Послевоенная польская культура, связанная со свидетельствами Катастрофы, формировалась не только с позиции наблюдателей. Ведь если предположить последнее, даже руководствуясь нравственно-благородной задачей разобраться с собственной, коллективной позицией пассивности, то за бортом останется многое другое, маргинализированы будут те явления польской культуры, которые относятся к свидетельствам еврейским. Таким образом, скорее следовало бы указать на недостаточное присвоение многих существенных явлений, которые возникали в рамках польской культуры, или же на полное отсутствие осознания еврейского опыта, вписанного во множество выдающихся художественных произведений. Те роли в «деле» Катастрофы, о которых писал Хильберг, оказывались тут размыты. Это во-первых. Во-вторых, следует критически приглядеться ко всем деформациям, какими отмечены польские свидетельства Катастрофы, хотя бы для того, чтобы прокомментировать те обвинения в антисемитизме, которые постигли многих польских художников (особенно если на их художественные произведения смотрели через призму западных дискурсов Холокоста и оценивали как антисемитские уже в силу национальности их авторов – так стало с рассказом Анджеевского «Страстная неделя», фильмом Вайды «Корчак», видео Жмиевского «Пятнашки»). В-третьих, надо отметить, что позиция свидетеля стала в польской культуре рискованной, она подверглась разнообразным процессам вытеснения и различным стратегиям зашифровывания. В послевоенной Польше часто вообще не было ясно, с какой позиции кто-либо свидетельствует; нелегко было распознать, что является причиной деформаций, которым подвергался акт свидетельствования; и в конце концов – позиция свидетеля постепенно все более и более вытеснялась. При этом с самого начала нужно отметить, что причины этого молчания – сложные, отнюдь не однозначные. Среди них, конечно, могло быть и равнодушие к судьбе евреев, но также и тактичность или даже попытка огородить людей, прошедших через ад, от дальнейшей стигматизации.
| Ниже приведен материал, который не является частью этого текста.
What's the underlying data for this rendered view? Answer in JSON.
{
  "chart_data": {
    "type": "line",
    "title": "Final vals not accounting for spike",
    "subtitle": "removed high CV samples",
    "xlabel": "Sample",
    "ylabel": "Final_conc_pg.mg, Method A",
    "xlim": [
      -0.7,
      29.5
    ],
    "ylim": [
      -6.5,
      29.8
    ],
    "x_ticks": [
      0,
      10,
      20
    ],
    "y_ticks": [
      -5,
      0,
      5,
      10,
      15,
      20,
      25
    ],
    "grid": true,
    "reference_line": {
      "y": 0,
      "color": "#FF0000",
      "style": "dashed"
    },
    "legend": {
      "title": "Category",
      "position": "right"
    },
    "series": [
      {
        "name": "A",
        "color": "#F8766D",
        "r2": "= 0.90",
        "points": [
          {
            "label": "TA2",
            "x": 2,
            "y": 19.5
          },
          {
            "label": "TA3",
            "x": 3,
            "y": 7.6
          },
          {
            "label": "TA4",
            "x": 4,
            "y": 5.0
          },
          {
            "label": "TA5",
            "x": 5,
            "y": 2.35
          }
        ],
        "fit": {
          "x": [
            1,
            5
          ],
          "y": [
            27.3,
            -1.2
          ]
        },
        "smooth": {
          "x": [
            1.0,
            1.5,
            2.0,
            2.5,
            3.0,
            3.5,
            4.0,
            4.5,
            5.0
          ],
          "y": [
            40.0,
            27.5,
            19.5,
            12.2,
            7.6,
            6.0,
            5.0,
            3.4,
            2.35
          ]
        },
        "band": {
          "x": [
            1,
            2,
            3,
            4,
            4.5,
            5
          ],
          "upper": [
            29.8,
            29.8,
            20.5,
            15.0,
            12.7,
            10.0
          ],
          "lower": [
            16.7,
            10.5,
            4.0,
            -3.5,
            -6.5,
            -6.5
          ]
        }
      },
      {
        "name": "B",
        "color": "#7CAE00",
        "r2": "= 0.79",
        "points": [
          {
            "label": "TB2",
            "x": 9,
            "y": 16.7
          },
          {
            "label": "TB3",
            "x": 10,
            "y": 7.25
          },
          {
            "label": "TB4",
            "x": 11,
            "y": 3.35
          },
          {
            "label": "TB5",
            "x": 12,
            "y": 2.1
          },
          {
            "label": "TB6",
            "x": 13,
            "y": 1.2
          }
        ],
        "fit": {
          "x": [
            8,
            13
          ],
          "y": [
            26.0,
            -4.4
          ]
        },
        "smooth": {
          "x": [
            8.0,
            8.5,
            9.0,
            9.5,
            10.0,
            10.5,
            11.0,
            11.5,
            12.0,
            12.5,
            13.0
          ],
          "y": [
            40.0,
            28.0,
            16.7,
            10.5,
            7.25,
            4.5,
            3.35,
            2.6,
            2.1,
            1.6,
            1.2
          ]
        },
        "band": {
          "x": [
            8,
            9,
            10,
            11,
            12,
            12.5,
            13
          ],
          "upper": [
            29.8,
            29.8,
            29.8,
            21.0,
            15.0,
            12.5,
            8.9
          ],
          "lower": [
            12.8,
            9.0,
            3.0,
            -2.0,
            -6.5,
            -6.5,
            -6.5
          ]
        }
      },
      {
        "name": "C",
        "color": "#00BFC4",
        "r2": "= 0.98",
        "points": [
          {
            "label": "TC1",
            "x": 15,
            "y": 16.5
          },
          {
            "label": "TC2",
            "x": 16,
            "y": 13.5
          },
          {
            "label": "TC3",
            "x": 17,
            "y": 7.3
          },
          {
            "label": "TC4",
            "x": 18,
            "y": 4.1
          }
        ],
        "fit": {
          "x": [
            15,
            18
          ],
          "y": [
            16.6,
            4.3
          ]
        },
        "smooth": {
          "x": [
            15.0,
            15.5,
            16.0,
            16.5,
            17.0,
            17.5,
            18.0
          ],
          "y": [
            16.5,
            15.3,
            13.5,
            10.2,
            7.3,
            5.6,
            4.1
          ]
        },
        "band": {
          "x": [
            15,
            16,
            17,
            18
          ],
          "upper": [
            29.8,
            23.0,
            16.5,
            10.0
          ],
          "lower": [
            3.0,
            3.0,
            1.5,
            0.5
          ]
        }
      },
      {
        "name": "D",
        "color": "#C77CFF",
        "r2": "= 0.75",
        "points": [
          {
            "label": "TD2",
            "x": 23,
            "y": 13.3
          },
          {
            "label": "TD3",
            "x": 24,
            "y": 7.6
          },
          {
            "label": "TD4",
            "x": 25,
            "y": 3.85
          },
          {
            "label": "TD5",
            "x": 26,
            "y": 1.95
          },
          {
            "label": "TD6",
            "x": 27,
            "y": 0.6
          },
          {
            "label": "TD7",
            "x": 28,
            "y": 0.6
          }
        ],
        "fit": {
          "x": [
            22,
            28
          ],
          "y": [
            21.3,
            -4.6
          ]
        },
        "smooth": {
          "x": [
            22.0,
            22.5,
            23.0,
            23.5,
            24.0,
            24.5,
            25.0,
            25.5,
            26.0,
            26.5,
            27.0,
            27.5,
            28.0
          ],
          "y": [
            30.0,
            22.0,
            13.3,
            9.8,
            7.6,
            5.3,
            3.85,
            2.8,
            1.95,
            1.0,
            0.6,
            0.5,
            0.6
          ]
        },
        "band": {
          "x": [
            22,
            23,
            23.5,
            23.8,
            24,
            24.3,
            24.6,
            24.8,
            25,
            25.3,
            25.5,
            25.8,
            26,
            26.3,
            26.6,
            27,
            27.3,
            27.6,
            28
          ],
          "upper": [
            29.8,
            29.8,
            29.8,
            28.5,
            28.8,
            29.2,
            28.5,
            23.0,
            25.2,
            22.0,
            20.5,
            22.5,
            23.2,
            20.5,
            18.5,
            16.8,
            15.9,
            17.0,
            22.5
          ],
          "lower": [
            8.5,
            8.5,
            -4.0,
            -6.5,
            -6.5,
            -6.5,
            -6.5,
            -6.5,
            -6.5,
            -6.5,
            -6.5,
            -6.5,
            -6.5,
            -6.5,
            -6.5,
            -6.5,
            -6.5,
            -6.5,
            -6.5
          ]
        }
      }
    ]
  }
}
Польская литература (и шире – польская культура) несет в себе обильное свидетельство о жертвах Катастрофы. В том числе о жертвах, которые, благодаря «хорошей внешности», помощи друзей, своей собственной предприимчивости и смелости, а также благодаря счастливому стечению обстоятельств могли оказаться в группе свидетелей-наблюдателей – наблюдать события именно с такой позиции, а в то же самое время их переживать, благодаря факту полной идентификации с жертвами. Ведь польская культура, в том числе послевоенная, создавалась также и ассимилированными евреями, поляками с еврейскими корнями, так что вряд ли тут возможно определить какую-либо одну общую перспективу, а кроме того нужно принимать во внимание самые разные факторы вытеснения прошлого – не только ощущение вины пассивных наблюдателей, но, например, потребность преодолеть воспоминания о собственном унижении. В случае литературных текстов можно говорить и о том, что эта особенная позиция автора, живущего на пересечении двух культур, наблюдавшего Катастрофу с двух позиций, была более или менее непосредственно проявляема, что позволило Яну Блонскому говорить о таком имевшем место в послевоенные годы явлении, как «еврейская школа польской литературы».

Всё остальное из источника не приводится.